Peckinpah has frequently been labelled misogynistic in some quarters because of this film. But in light of some of the extreme toxic masculinity highlighted by the media in recent years – including the incel movement, revenge porn and online stalking – Straw Dogs, while uncomfortable to watch, highlights the enduring problem of male entitlement brought to its most dangerous extremes. It’s unsettling, but as relevant now as ever.
A Clockwork Orange
Director: Stanley Kubrick
Stanley Kubrick’s audacious adaptation of Anthony Burgess’s 1962 novel A Clockwork Orange scrapes onto this list by virtue of its American premiere in December 1971, although UK audiences didn’t see it until January 1972. It was then withdrawn just a year later at the direct request of Kubrick after it was blamed for a couple of high-profile copycat crimes. As a result, the film couldn’t be viewed legally on home turf until the director’s death in 1999. It finally saw its first uncut television screening in 2001.

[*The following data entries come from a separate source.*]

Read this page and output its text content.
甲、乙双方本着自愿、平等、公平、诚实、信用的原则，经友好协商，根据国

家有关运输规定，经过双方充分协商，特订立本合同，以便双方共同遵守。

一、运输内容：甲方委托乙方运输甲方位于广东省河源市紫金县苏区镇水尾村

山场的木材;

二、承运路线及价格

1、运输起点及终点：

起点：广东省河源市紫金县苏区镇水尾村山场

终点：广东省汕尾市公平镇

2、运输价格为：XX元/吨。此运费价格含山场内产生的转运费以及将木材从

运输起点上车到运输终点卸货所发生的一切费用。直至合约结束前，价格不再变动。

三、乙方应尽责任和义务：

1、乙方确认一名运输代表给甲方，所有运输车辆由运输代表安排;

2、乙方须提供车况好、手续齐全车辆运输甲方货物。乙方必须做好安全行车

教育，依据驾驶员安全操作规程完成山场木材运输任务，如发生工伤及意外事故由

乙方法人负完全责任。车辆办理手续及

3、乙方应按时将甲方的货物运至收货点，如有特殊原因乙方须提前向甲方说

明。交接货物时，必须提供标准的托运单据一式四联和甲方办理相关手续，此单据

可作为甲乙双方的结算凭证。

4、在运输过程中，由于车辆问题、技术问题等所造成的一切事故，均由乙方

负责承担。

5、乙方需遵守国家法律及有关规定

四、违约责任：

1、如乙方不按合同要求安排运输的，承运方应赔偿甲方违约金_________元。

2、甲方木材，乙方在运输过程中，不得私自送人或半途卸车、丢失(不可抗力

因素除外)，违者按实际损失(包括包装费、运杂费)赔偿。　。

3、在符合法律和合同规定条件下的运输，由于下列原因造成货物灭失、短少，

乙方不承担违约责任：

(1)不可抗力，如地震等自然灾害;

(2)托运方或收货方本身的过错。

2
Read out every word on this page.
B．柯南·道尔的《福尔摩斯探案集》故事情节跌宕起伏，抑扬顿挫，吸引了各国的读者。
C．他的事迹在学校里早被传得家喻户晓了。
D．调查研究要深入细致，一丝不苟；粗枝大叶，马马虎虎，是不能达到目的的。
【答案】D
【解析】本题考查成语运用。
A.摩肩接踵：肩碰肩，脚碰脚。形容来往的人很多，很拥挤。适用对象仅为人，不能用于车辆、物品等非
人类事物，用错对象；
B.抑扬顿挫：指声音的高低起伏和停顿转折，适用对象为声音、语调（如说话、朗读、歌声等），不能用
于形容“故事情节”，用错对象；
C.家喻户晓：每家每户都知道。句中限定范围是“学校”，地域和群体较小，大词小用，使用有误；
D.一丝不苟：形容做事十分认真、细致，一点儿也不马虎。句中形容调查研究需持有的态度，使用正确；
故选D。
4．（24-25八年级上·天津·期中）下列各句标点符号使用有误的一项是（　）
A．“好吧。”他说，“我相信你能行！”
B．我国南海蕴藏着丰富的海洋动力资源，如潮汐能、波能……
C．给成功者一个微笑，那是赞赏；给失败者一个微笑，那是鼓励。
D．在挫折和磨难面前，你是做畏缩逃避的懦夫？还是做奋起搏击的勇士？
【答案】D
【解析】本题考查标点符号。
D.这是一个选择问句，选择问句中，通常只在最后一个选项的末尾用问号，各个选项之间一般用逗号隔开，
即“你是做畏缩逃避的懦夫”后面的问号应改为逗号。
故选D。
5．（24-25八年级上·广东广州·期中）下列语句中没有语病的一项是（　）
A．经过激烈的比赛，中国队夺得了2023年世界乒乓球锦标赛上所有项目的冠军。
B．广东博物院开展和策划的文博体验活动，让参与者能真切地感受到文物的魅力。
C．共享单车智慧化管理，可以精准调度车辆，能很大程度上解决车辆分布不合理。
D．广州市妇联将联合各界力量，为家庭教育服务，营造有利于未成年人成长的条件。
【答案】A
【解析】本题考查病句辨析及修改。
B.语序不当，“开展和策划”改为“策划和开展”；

Not known for his strict adherence to literary originals — see also his revisioning of Stephen King’s The Shining – Kubrick made key changes to the moral message of Burgess’s book, focusing on the first 2 thirds to highlight the sordid crimes of a gang of juvenile delinquents named Droogs. In some respects it makes the central antagonist Alex (a brilliantly deranged performance by Malcom McDowell) an antihero, even though he is completely amoral. Today, A Clockwork Orange stands as one of, if not the most, nihilistic depictions of dystopia on film.